Va gardaşım va (öykü-deneme)
VA GARDAŞIM VA (Öykü-Deneme)
Hiç unutmam bugün dağda gezerken elinde kovalarla mantar kovalayan kadınları görünce,
Abla mantar var mı buralarda dedim.
”Va va olma mı çok va” dedi.
Genelde alışık olmadığımız bir durum.
Nasıl yani dedim, Kanlıca da mı var?
Zaten Kanlıca va gardaşım dedi.
Normalde Kanlıca toplayan nerede olduğunu pek söylemez. Değerli bir mantardır çünkü. Varlığından başkasının da haberi olursa varlığını bilenler bundan rahatsız olurlar.
Beni mest eden mantarın olup olmaması değildi. Beni mest eden, değerli bir şeyin varlığının faş edilmesi idi.
Nasıl yani?
Öyle bir hale geldik ki değerli dostlar! Dostlar dediğime bakmayın o lafın gelişi.
Dostluk öyle herkese hele de aleni söylenecek şey değildir.
Kolay mı dost olmak? Ben olamam meselâ. Hakkını veremem dostluğun…
Olduğu kadar diyene bi’şey diyemem elbet ama gerçek anlamda ne Ebû Bekir gibi dost olabilirim ne de Ebû Bekir’in dostluğunu hak edebilirim…
Kavramlar da açıldı saçıldı nefsine yenik düşerek, dostluk kavramı da aldı nasibini bundan…
Eskiden öyle miydi ya?
Öyleydi herhalde ney yani? Bakıyoruz eski kitaplara önüne gelene dost diyor insanlar.
Neyse sinirlendim şimdi.
Öyle bir hale geldik ki diyordum ya… Bakmayın o dediğime… Öyle bir haldeydik ki Kabil’den beri… Ağır bir yükümlülük olmayacaksa iyiydik yoksa kendimize Müslüman sadece…
Bu kendine müslüman lafı nereden geliyor bileniniz var mı?
Bunu da araştıralım bence, belki iyi bir şey öğrenmiş oluruz kim bilir?
Ben araştırdım, herkesin bildiği ”bencil insan”
Farklı bir hikayesi var ve onu da bilen varsa buyursun açıklasın, kim ne kaybetmiş bildiğini başkasıyla paylaşandan? Bilgiden söz ediyoruz tabi, dedikodudan, laf taşımaktan değil.

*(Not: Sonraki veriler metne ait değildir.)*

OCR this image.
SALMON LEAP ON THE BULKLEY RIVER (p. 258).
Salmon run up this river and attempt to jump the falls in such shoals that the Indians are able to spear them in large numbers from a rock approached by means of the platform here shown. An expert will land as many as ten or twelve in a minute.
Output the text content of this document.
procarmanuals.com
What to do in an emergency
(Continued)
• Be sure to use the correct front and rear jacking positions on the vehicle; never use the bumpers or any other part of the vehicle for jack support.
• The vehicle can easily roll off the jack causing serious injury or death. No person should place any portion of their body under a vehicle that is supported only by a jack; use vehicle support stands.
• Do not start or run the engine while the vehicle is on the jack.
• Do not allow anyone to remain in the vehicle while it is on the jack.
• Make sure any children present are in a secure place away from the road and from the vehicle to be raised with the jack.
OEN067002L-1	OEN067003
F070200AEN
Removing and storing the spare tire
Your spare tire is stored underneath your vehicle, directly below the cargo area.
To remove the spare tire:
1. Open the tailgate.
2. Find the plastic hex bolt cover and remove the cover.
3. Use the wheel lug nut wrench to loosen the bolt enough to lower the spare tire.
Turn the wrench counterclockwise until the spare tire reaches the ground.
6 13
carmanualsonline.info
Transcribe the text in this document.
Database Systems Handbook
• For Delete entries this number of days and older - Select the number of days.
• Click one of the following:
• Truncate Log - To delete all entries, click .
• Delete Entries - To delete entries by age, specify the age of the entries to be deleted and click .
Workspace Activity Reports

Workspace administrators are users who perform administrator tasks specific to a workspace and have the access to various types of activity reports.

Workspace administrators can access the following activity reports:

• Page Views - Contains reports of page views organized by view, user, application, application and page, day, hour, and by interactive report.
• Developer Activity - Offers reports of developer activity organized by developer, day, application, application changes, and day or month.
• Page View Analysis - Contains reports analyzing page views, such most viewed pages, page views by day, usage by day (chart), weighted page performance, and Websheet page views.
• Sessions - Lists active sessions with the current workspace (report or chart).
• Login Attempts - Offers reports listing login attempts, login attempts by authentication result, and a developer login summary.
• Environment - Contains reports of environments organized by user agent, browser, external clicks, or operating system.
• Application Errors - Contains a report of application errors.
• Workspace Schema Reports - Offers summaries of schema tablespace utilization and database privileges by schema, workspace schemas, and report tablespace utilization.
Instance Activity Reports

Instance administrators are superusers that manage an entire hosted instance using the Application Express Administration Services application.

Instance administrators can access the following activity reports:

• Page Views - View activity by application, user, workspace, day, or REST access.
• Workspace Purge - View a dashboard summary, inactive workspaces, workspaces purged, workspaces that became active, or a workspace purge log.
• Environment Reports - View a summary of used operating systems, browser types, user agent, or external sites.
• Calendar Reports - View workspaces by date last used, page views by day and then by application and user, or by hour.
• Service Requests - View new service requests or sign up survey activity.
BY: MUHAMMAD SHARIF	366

Konumuza dönecek olursak, epey bir dağıttık toplayana aşk olsun…
Öyle bir haldeyiz ki…
O çok sevdiğimiz, değer yüklediğimiz köylüler bile Allah’ın mantarının yerini söylemez kimseye.
Söyleyen görünce de şaşırır kalırız, ahan da benim şaşırıp kaldığım gibi.
Dağlarda sorarlar köylüler, nerelisin? Uzak memleketin adını duyan da rahatsız olur.
Uzaklardan gelmiş benim dağımda mantar topluyor, derler, iç sestir bu. Bakışlardan da anlaşılır, başkasından da duyulur.
Sevmiyoruz arkadaş, birbirimizi sevmiyoruz ya.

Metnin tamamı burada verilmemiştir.